Does Mukesh have any plan to grow his business? Yes, he does. He has already secured the permission of the bank to disburse pensions and it helped to increase his income (as mentioned before). At the time of reporting, he had plans to target another new use case: digital disbursement of salary of the teachers of the local village school through monthly camps. He had already secured permission but the closure of the school due to the pandemic stopped him from materializing his plans. 

We will keep tracking both the diarists and see if Mukesh can overcome the location-related challenge of his business with his enterprising nature. 

5th April, 2021: Ignorance of customers can be bad for business

Toward the end of 2020, India saw a gradual decrease in COVID-19 cases and it continued in the new year. However, the situation significantly worsened at the time of writing. The month of March, 2021 ended with the highest number of fresh cases since 10th October 2020. The second wave of COVID-19 is getting propelled by laxity in safety measures by the people of the country.

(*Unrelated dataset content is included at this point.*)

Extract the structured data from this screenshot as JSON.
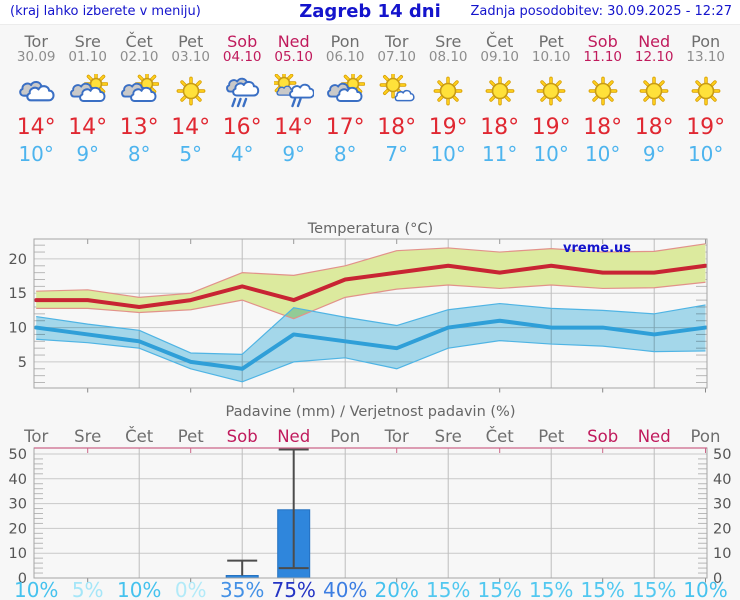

The situation reflects in the business of Iftikar, our diarist who runs a medicine shop in a rural area of northern India (please see the graph). Contrary to what popular opinion might suggest, Iftikar’s pharmacy suffered losses as well because of the pandemic. This is primarily due to two factors: a) people delayed their scheduled visits to hospitals and clinics in the wake of the pandemic. As a result, purchases of prescribed medicines fell. b) The pharmacy is located on a highway, which is close to the main market. His sales reduced as far fewer customers traveled for longer distances. 

During our discussion in February 2021, Iftikar revealed that sales of masks and sanitizers, which were sold extensively during the initial months of the pandemic, are almost zero as people have become complacent and have stopped using them. However, during our discussion in early April 2021, Iftikar mentioned that the sales of masks had picked up again but sales of sanitizers were still negligible. 

The ignorance and complacency of the people are proving to be dangerous for public health and it has affected Iftikar’s income as well. 

7th March 2021: A vicious cycle of income and business expenses

Shiv, one of our diarists, runs a shop in Kolkata from which he sells snacks, cosmetics, and food items. 

His shop is Shiv’s only source of income. Before COVID-19, he would earn INR 15,000 a month on average as net income from the shop. During the harshest months of the COVID-19 pandemic in 2020, his earnings fell to INR 8,000 a month. At the time of reporting, his income is yet to reach the levels from before the pandemic. In February 2021, Shiv’s total income was INR 5,670/-. 

Shiv hoped that the situation will go back to the pre-pandemic conditions. Yet a new problem arose as 2021 started. His supplier, with whom he has had a long engagement, became reluctant to supply stocks on credit. As per the existing arrangement, Shiv would pay 60-70% of the cost while buying and pay the rest later. Considering his declining monthly income, Shiv thought it was wise to stock a lesser amount of inventory in his shop. This is evident from the trends in his business expense, as seen in the graph. 

This is a vicious cycle: lesser stocks due to lesser income result in lesser sales and that in turn leads to lesser income. The disturbance in this stock-sales balance might seem trivial, but shopkeepers like Shiv struggle to escape this trap. We have observed this issue in multiple shops from the Indian sample.